Calcagno. So wahr Gott lebt, Niemand.
Verrina. Ich bin der letzte meines Geschlechts. Mein Weib liegt begraben. Diese Tochter ist ihr einziges Vermächtniß. Genueser, ihr seid Zeugen, wie ich sie erzog. Wird Jemand auftreten und Klage führen, daß ich meine Bertha verwahrloste?
Calcagno. Deine Tochter ist ein Muster im Lande.
Verrina. Freunde! ich bin ein alter Mann. Verliere ich diese, darf ich keine mehr hoffen. Mein Gedächtniß löscht aus. (Mit einer schrecklichen Wendung.) Ich habe sie verloren. Infam ist mein Stamm.
Beide. (in Bewegung). Das wolle Gott verhüten! (Bertha wälzt sich jammernd im Sopha.)

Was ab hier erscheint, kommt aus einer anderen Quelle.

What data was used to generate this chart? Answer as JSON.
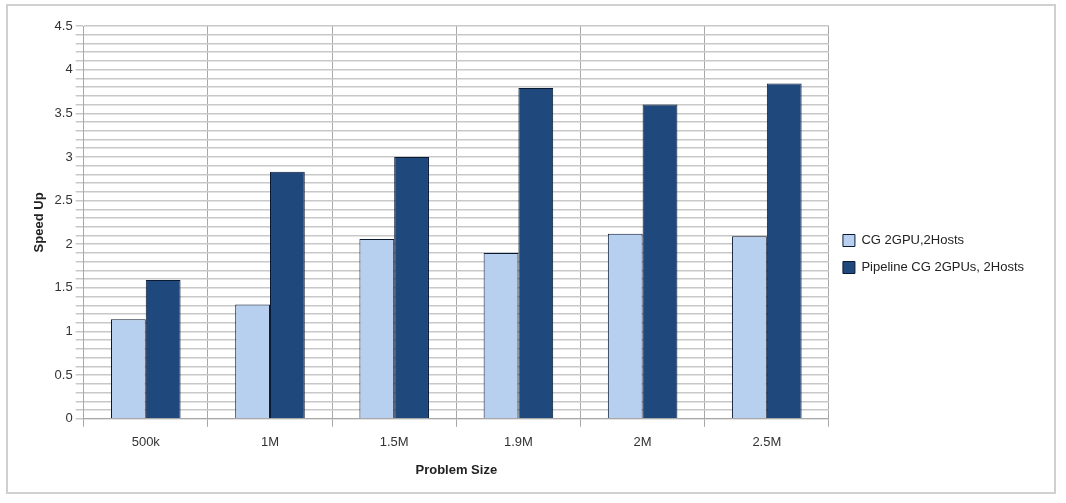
{
  "chart_data": {
    "type": "bar",
    "xlabel": "Problem Size",
    "ylabel": "Speed Up",
    "categories": [
      "500k",
      "1M",
      "1.5M",
      "1.9M",
      "2M",
      "2.5M"
    ],
    "series": [
      {
        "name": "CG 2GPU,2Hosts",
        "color": "#b8d0f0",
        "values": [
          1.14,
          1.31,
          2.06,
          1.9,
          2.12,
          2.09
        ]
      },
      {
        "name": "Pipeline CG 2GPUs, 2Hosts",
        "color": "#1f497d",
        "values": [
          1.59,
          2.83,
          3.0,
          3.79,
          3.6,
          3.84
        ]
      }
    ],
    "ylim": [
      0,
      4.5
    ],
    "yticks": [
      0,
      {
        "value": 0.1,
        "label": null
      },
      {
        "value": 0.2,
        "label": null
      },
      {
        "value": 0.3,
        "label": null
      },
      {
        "value": 0.4,
        "label": null
      },
      0.5,
      {
        "value": 0.6,
        "label": null
      },
      {
        "value": 0.7,
        "label": null
      },
      {
        "value": 0.8,
        "label": null
      },
      {
        "value": 0.9,
        "label": null
      },
      1,
      {
        "value": 1.1,
        "label": null
      },
      {
        "value": 1.2,
        "label": null
      },
      {
        "value": 1.3,
        "label": null
      },
      {
        "value": 1.4,
        "label": null
      },
      1.5,
      {
        "value": 1.6,
        "label": null
      },
      {
        "value": 1.7,
        "label": null
      },
      {
        "value": 1.8,
        "label": null
      },
      {
        "value": 1.9,
        "label": null
      },
      2,
      {
        "value": 2.1,
        "label": null
      },
      {
        "value": 2.2,
        "label": null
      },
      {
        "value": 2.3,
        "label": null
      },
      {
        "value": 2.4,
        "label": null
      },
      2.5,
      {
        "value": 2.6,
        "label": null
      },
      {
        "value": 2.7,
        "label": null
      },
      {
        "value": 2.8,
        "label": null
      },
      {
        "value": 2.9,
        "label": null
      },
      3,
      {
        "value": 3.1,
        "label": null
      },
      {
        "value": 3.2,
        "label": null
      },
      {
        "value": 3.3,
        "label": null
      },
      {
        "value": 3.4,
        "label": null
      },
      3.5,
      {
        "value": 3.6,
        "label": null
      },
      {
        "value": 3.7,
        "label": null
      },
      {
        "value": 3.8,
        "label": null
      },
      {
        "value": 3.9,
        "label": null
      },
      4,
      {
        "value": 4.1,
        "label": null
      },
      {
        "value": 4.2,
        "label": null
      },
      {
        "value": 4.3,
        "label": null
      },
      {
        "value": 4.4,
        "label": null
      },
      4.5
    ],
    "grid": true,
    "legend": "right"
  }
}
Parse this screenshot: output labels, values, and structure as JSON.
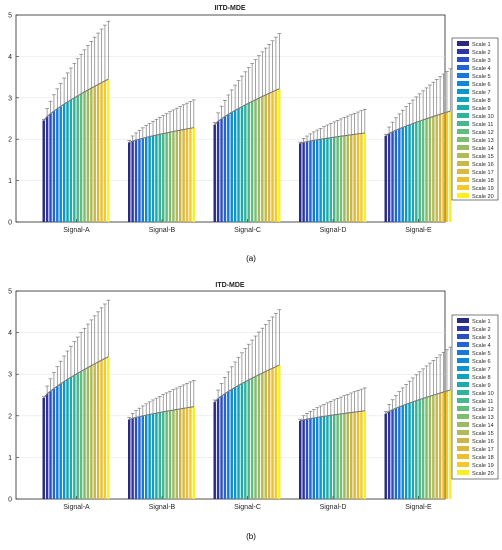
{
  "figure": {
    "panel_labels": [
      "(a)",
      "(b)"
    ]
  },
  "chart_data": [
    {
      "type": "bar",
      "title": "IITD-MDE",
      "xlabel": "",
      "ylabel": "",
      "ylim": [
        0,
        5
      ],
      "yticks": [
        0,
        1,
        2,
        3,
        4,
        5
      ],
      "grid": true,
      "legend_position": "right",
      "error_bars": true,
      "categories": [
        "Signal-A",
        "Signal-B",
        "Signal-C",
        "Signal-D",
        "Signal-E"
      ],
      "series_names": [
        "Scale 1",
        "Scale 2",
        "Scale 3",
        "Scale 4",
        "Scale 5",
        "Scale 6",
        "Scale 7",
        "Scale 8",
        "Scale 9",
        "Scale 10",
        "Scale 11",
        "Scale 12",
        "Scale 13",
        "Scale 14",
        "Scale 15",
        "Scale 16",
        "Scale 17",
        "Scale 18",
        "Scale 19",
        "Scale 20"
      ],
      "series_colors": [
        "#2a2a7e",
        "#2d35a8",
        "#2a4ec6",
        "#2264d8",
        "#1677dd",
        "#0f88d8",
        "#0c96cc",
        "#10a2bd",
        "#1cabad",
        "#30b39c",
        "#48b88c",
        "#62bc7d",
        "#7dbd70",
        "#98bc64",
        "#b1ba58",
        "#c8b84c",
        "#ddb840",
        "#edbd33",
        "#f6c92a",
        "#f9f01e"
      ],
      "mean_ranges": [
        [
          2.45,
          3.45
        ],
        [
          1.92,
          2.28
        ],
        [
          2.35,
          3.22
        ],
        [
          1.9,
          2.15
        ],
        [
          2.08,
          2.68
        ]
      ],
      "upper_ranges": [
        [
          2.48,
          4.85
        ],
        [
          1.97,
          2.95
        ],
        [
          2.4,
          4.55
        ],
        [
          1.93,
          2.72
        ],
        [
          2.12,
          3.7
        ]
      ]
    },
    {
      "type": "bar",
      "title": "ITD-MDE",
      "xlabel": "",
      "ylabel": "",
      "ylim": [
        0,
        5
      ],
      "yticks": [
        0,
        1,
        2,
        3,
        4,
        5
      ],
      "grid": true,
      "legend_position": "right",
      "error_bars": true,
      "categories": [
        "Signal-A",
        "Signal-B",
        "Signal-C",
        "Signal-D",
        "Signal-E"
      ],
      "series_names": [
        "Scale 1",
        "Scale 2",
        "Scale 3",
        "Scale 4",
        "Scale 5",
        "Scale 6",
        "Scale 7",
        "Scale 8",
        "Scale 9",
        "Scale 10",
        "Scale 11",
        "Scale 12",
        "Scale 13",
        "Scale 14",
        "Scale 15",
        "Scale 16",
        "Scale 17",
        "Scale 18",
        "Scale 19",
        "Scale 20"
      ],
      "series_colors": [
        "#2a2a7e",
        "#2d35a8",
        "#2a4ec6",
        "#2264d8",
        "#1677dd",
        "#0f88d8",
        "#0c96cc",
        "#10a2bd",
        "#1cabad",
        "#30b39c",
        "#48b88c",
        "#62bc7d",
        "#7dbd70",
        "#98bc64",
        "#b1ba58",
        "#c8b84c",
        "#ddb840",
        "#edbd33",
        "#f6c92a",
        "#f9f01e"
      ],
      "mean_ranges": [
        [
          2.43,
          3.42
        ],
        [
          1.91,
          2.22
        ],
        [
          2.33,
          3.22
        ],
        [
          1.88,
          2.12
        ],
        [
          2.05,
          2.62
        ]
      ],
      "upper_ranges": [
        [
          2.46,
          4.78
        ],
        [
          1.96,
          2.85
        ],
        [
          2.38,
          4.55
        ],
        [
          1.92,
          2.67
        ],
        [
          2.1,
          3.65
        ]
      ]
    }
  ]
}
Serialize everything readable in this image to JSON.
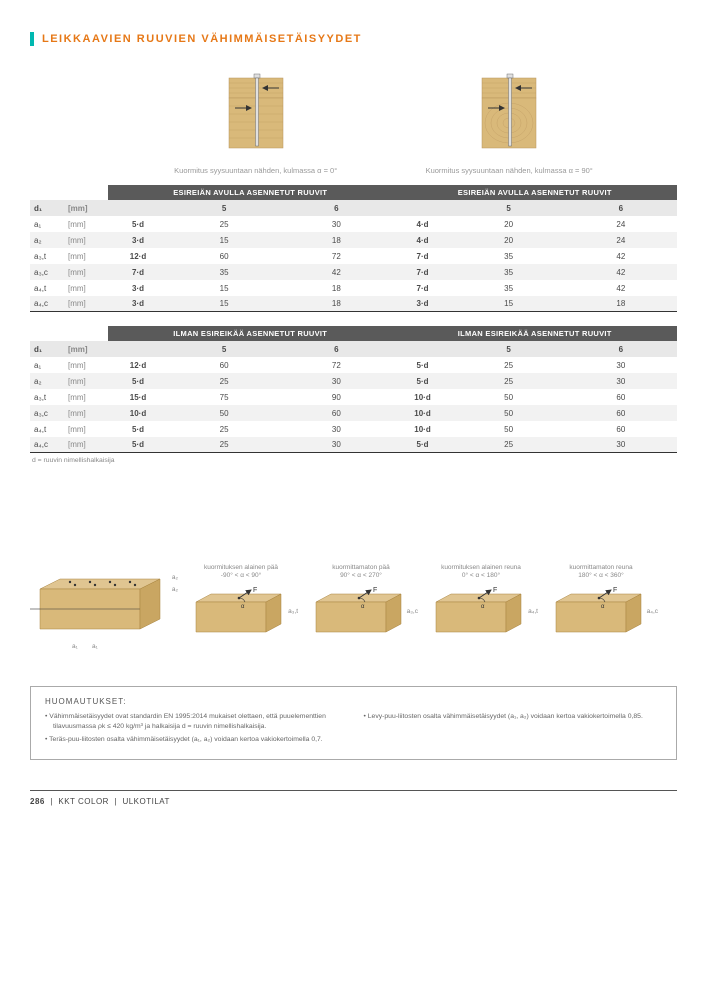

Verrina. Nein! Verzweifle nicht, Tochter. Diese Männer sind tapfer und gut. Beweinen dich diese, wird's irgendwo bluten.—Seht nicht so betroffen aus, Männer. (Langsam, mit Gewicht.) Wer Genua unterjocht, kann doch wohl ein Mädchen bezwingen?
Beide (fahren auf, werfen die Sessel zurück). Gianettino Doria!
Bertha (mit einem Schrei). Stürzt über mich, Mauern! mein Scipio!